During their second set, I thumbed through the pages, virtually every one marked, stained and red— lined with inquiring and I thought frequently inspired comments. In a few of the margins, there were even some pretty stunning personal riffs about the lives of the musicians themselves. I was amazed and shocked and suddenly very uncertain about what I had done. I didn’t know whether to feel angry for being so out of the loop or sad for having done something I didn’t entirely understand or maybe just happy about it all. There’s no question I cherished the substance of those pages, however imperfect, however incomplete. Though in that respect they were absolutely complete, every error and unfinished gesture and all that inaudible discourse, preserved and intact. Here now, resting in the palms of my hands, an echo from across the years.
For a while I wrestled with myself over whether or not to tell the band who I was, but finally, for whatever reason, decided against it, returning their book with a simple thank you. Then finding myself very sleepy, I wandered back into the park, wrapped myself up in my brown corduroy coat with new buttons I’d personally sewed on—this time using entire spools of thread to make sure they would never fall off again—and stretched out beneath an old ash tree, resting my head on the earth, listening to the music as it continued to break from the bar, healing my fatigue, until at long last I drifted off to a dream where I was soaring far above the clouds, bathed in light, flying higher and higher, until finally I fell into a sleep no longer disturbed by the past.

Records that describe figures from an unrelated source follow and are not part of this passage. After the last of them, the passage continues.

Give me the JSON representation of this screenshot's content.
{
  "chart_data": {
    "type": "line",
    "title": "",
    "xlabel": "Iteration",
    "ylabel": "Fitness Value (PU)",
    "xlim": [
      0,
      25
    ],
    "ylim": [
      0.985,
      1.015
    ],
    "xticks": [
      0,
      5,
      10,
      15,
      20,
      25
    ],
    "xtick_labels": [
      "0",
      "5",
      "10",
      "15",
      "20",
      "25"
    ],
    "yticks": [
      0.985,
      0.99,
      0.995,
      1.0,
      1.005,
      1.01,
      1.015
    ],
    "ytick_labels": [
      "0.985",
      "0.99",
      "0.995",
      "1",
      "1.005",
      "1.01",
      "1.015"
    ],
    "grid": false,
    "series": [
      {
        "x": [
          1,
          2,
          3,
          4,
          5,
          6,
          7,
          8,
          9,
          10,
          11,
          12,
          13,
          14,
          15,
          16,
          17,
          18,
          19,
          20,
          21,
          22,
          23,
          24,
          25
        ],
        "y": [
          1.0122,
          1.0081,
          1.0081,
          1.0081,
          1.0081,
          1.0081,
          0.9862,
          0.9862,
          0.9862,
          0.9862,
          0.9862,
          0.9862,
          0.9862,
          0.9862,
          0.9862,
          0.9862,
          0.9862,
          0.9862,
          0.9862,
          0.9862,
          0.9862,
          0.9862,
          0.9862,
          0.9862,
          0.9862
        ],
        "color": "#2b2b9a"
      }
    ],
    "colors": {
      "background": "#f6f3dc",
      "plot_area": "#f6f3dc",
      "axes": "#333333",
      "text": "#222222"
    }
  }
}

A short while ago a great big gray coated husky emerged out of nowhere and started sniffing my clothes, nudging my arm and licking my face as if to assure me that though there was no fire or hearth, the night was over and the month was August and nothing close to seventy below would threaten me. After petting him for a few minutes, I walked with him around the park. He sprinted after birds while I stretched the sleep out of my legs. Even as I scribble this down, he insists on sitting by my side, ears twitching occasionally in the dawn air, while before us a sky as dark as a bruised plum slowly unfolds into morning.

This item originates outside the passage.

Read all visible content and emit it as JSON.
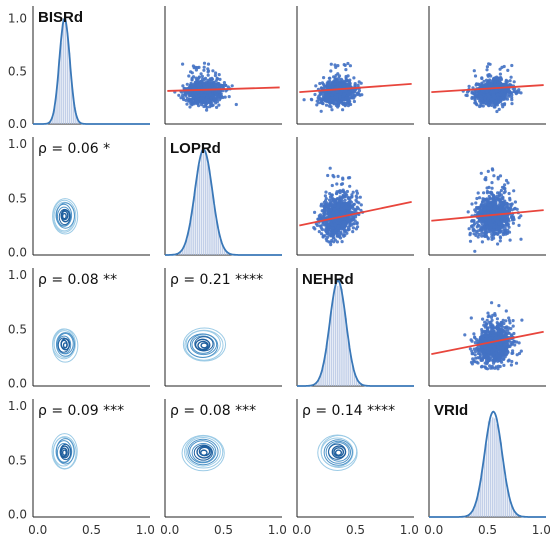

Inside me, I still feel a strange and oddly familiar sorrow, one which I suspect will be with me for some time, twining around the same gold that was once at the heart of my horror, before she appeared before him and spoke the rain into a wind. At least though, it’s getting milder, a gentle breeze filling in from the south. Flagstaff appears deserted and the bar’s closed and the band’s gone, but I can hear a train rattling off in the distance. It will be here soon, homeless climbing off for a meal, coffee for a dime, soup for three quarters and I have some change left. Something warm sounds good, something hot. But I don’t need to leave yet. Not yet. There’s time now. Plenty of time.
And
somehow I know it’s going to be okay. It’s going to be alright. It’s going to be alright.